Royal Society Publishing

Thalamic circuitry and thalamocortical synchrony

Edward G. Jones


The corticothalamic system has an important role in synchronizing the activities of thalamic and cortical neurons. Numerically, its synapses dominate the inputs to relay cells and to the γ–amino butyric acid (GABA)ergic cells of the reticular nucleus (RTN). The capacity of relay neurons to operate in different voltage–dependent functional modes determines that the inputs from the cortex have the capacity directly to excite the relay cells, or indirectly to inhibit them via the RTN, serving to synchronize high– or low–frequency oscillatory activity respectively in the thalamocorticothalamic network.
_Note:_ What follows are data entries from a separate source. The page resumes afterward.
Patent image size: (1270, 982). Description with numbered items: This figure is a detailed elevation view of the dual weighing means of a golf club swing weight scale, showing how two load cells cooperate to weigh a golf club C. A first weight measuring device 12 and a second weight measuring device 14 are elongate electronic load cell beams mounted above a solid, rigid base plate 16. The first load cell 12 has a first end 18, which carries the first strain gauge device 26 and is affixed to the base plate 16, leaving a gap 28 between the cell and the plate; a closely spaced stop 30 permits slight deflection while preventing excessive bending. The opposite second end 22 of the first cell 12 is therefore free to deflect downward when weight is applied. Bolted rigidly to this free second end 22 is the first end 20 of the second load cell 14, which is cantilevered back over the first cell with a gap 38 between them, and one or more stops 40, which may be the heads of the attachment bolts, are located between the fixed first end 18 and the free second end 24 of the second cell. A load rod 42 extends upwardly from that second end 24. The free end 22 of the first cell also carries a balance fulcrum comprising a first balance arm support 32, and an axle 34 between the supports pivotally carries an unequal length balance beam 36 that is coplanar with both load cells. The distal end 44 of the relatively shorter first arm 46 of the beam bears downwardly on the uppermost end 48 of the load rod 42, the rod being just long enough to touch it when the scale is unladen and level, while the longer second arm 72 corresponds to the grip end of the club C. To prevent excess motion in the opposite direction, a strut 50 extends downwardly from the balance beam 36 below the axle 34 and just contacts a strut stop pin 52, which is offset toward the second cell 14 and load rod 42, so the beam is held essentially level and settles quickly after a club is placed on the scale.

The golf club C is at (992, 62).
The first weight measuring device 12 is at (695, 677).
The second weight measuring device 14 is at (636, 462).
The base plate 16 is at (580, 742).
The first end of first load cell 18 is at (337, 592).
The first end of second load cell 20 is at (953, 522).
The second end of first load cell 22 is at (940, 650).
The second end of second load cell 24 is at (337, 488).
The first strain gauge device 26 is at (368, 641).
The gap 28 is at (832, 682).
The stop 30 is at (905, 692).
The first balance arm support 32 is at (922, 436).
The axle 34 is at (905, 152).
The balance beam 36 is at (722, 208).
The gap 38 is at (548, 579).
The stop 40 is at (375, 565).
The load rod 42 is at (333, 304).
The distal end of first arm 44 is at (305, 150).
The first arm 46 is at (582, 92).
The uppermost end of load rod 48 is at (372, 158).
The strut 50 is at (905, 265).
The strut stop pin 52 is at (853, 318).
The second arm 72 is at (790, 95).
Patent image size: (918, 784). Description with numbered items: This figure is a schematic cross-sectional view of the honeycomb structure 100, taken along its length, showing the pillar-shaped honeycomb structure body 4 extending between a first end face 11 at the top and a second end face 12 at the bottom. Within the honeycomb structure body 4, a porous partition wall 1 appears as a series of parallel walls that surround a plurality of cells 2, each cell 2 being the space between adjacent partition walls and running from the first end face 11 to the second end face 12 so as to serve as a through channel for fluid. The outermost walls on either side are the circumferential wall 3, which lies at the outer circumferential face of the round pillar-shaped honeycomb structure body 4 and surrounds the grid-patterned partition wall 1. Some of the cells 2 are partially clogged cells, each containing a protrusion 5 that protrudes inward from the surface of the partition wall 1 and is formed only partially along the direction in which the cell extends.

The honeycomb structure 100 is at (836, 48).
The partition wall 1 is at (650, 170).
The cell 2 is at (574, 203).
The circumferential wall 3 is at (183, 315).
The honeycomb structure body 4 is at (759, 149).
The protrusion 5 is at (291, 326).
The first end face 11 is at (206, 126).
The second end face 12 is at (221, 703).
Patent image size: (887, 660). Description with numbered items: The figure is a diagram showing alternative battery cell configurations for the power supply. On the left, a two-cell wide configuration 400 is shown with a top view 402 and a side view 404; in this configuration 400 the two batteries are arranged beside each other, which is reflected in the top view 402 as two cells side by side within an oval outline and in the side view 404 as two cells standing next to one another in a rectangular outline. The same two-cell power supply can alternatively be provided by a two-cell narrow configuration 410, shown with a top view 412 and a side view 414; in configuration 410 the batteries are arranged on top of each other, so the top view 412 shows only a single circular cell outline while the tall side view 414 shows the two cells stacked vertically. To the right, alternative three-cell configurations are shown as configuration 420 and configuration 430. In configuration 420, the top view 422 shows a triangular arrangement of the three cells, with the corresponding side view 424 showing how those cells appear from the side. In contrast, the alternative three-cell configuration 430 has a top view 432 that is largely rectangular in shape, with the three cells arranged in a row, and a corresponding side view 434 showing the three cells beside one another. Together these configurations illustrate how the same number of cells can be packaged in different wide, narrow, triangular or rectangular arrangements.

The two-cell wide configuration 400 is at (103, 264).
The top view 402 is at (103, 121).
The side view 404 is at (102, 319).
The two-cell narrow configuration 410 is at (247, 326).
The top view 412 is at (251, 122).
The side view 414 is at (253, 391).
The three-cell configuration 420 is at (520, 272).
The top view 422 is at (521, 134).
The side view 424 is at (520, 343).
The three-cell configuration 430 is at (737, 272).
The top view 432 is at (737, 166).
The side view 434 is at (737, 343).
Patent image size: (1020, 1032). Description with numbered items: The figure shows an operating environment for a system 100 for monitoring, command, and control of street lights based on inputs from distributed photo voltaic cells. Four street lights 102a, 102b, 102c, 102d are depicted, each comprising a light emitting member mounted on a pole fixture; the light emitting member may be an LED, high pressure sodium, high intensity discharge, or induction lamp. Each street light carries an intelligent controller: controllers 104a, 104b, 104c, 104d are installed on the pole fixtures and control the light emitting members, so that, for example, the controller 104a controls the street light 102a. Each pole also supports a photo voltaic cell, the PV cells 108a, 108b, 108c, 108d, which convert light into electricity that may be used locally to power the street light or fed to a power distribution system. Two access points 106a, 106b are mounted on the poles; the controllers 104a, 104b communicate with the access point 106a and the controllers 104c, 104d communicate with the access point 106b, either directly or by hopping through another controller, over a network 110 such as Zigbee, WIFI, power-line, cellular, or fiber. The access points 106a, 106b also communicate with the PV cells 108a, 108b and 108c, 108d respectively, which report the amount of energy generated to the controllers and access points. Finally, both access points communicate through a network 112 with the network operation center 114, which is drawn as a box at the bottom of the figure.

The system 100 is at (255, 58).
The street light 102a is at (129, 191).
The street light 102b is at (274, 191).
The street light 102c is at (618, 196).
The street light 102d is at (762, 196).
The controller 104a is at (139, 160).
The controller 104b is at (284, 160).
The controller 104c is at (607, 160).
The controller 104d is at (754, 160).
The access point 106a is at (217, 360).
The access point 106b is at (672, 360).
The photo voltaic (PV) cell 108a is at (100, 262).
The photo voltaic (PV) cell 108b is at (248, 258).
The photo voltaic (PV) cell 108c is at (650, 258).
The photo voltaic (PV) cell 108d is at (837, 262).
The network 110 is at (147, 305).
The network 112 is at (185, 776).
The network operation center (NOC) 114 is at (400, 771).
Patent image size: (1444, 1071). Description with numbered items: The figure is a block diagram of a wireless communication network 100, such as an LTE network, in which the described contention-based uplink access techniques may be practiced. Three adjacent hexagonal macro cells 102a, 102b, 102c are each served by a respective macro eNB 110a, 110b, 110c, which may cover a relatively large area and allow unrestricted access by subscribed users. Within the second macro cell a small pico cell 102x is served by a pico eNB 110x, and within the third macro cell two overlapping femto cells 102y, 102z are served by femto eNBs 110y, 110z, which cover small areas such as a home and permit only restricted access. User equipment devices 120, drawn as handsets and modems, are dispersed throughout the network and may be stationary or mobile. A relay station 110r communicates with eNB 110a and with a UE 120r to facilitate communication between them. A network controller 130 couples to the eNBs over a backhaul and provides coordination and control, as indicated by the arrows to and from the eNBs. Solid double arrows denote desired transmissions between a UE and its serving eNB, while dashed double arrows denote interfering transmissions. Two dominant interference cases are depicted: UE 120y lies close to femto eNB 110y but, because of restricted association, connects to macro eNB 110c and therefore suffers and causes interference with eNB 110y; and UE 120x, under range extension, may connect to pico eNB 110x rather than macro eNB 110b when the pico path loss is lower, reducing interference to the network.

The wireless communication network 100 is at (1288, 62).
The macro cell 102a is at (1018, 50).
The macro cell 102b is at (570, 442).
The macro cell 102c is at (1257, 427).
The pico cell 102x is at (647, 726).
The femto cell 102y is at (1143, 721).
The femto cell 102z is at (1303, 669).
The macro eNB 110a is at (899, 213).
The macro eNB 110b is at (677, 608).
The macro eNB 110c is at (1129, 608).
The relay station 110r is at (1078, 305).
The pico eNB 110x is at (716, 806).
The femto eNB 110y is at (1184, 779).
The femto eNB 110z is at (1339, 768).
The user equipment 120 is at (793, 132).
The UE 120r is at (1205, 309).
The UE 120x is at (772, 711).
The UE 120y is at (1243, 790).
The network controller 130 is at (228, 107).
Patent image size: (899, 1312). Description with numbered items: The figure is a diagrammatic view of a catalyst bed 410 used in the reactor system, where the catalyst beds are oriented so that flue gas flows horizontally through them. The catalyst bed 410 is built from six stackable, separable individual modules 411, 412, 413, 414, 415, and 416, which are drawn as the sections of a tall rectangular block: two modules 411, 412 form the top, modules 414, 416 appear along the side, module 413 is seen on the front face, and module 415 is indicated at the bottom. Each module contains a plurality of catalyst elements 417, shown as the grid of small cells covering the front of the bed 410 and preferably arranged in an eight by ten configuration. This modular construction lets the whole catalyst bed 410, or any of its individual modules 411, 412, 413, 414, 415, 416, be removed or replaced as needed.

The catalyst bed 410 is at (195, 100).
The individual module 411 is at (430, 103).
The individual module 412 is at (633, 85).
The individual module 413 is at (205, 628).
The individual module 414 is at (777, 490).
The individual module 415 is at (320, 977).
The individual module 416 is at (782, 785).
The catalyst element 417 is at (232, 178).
Differences in the α–amino–3–hydroxy–5–methyl–4–isoxazolepropionic acid (AMPA) subunit composition of receptors at synapses formed by branches of the same corticothalamic axon in the RTN and dorsal thalamus are an important element in the capacity of the cortex to synchronize low–frequency oscillations in the network. Interactions of focused corticothalamic axons arising from layer VI cortical cells and diffuse corticothalamic axons arising from layer V cortical cells, with the specifically projecting core relay cells and diffusely projecting matrix cells of the dorsal thalamus, form a substrate for synchronization of widespread populations of cortical and thalamic cells during high–frequency oscillations that underlie discrete conscious events.